1. Get Started
Starter Journey is your roadmap for setting up Databricks the right way.
All about data
Get the data foundation right first. Every dashboard, ML model, and GenAI agent reads from the same tables, so when those tables are wrong, everything downstream is wrong too: reports mislead, models train on noise, and agents fill the gaps with fiction.
The three workload families on Databricks each lean on the foundation in a slightly different way:
- BI & Analytics needs reliable data: accurate, complete, and served through a governed pipeline so reports match reality.
- Predictive AI & ML needs high-quality data: deduplicated, correctly typed, and versioned so models train on facts and experiments stay reproducible.
- GenAI & Agents needs curated data: structured, current, and indexed so the LLM stays grounded.
All three run on the same platform, answer to the same catalog, and read from the same tables. The foundation is identical. Only the workload on top changes.
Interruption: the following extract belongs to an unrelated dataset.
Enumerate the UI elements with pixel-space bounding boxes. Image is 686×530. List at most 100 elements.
So the Starter Journey is a reference guide. It sits between the Databricks docs, your cloud setup, and the governance calls you have to make, and it gives you the shortest path to a working MVP: the minimum steps, in the right order, with links to the official docs where the details live. The goal is to get you from an empty account to a production-ready environment without the detours.
What you'll build
Each section starts where the last one left off, taking you from an empty Databricks account to a production-ready environment:
| # | Section | What you'll have when done |
|---|---|---|
| 2 | Before you start | A clear understanding of workspaces, Unity Catalog, and your cloud tenant model |
| 3 | Infra setup | Workspaces provisioned, users and groups added, SSO activated |
| 4 | Cost monitoring | Day-zero visibility: imported usage dashboard, optional packaged dashboards, tags, and account budgets |
| 5 | Data governance strategy | A catalog/schema structure that fits your organization's size |
| 6 | Access your data | Cloud storage connected, external systems accessible via managed connectors |
| 7 | Build the first pipeline | A working medallion pipeline (bronze → silver → gold) |
| 8 | Automation & orchestration | The pipeline running on a schedule with retries and notifications |
| 9 | Query and explore | Interactive SQL queries running against your lakehouse data |
| 10 | Databricks AI/BI | Dashboards, Genie Spaces, and apps surfacing data to business users |
| 11 | Business semantics | Self-paced path to activate governed metric views and Genie-ready metadata, with a hands-on checkpoint across SQL, AI/BI, and Genie |
Work through the sidebar in order, or jump straight to the topic you need.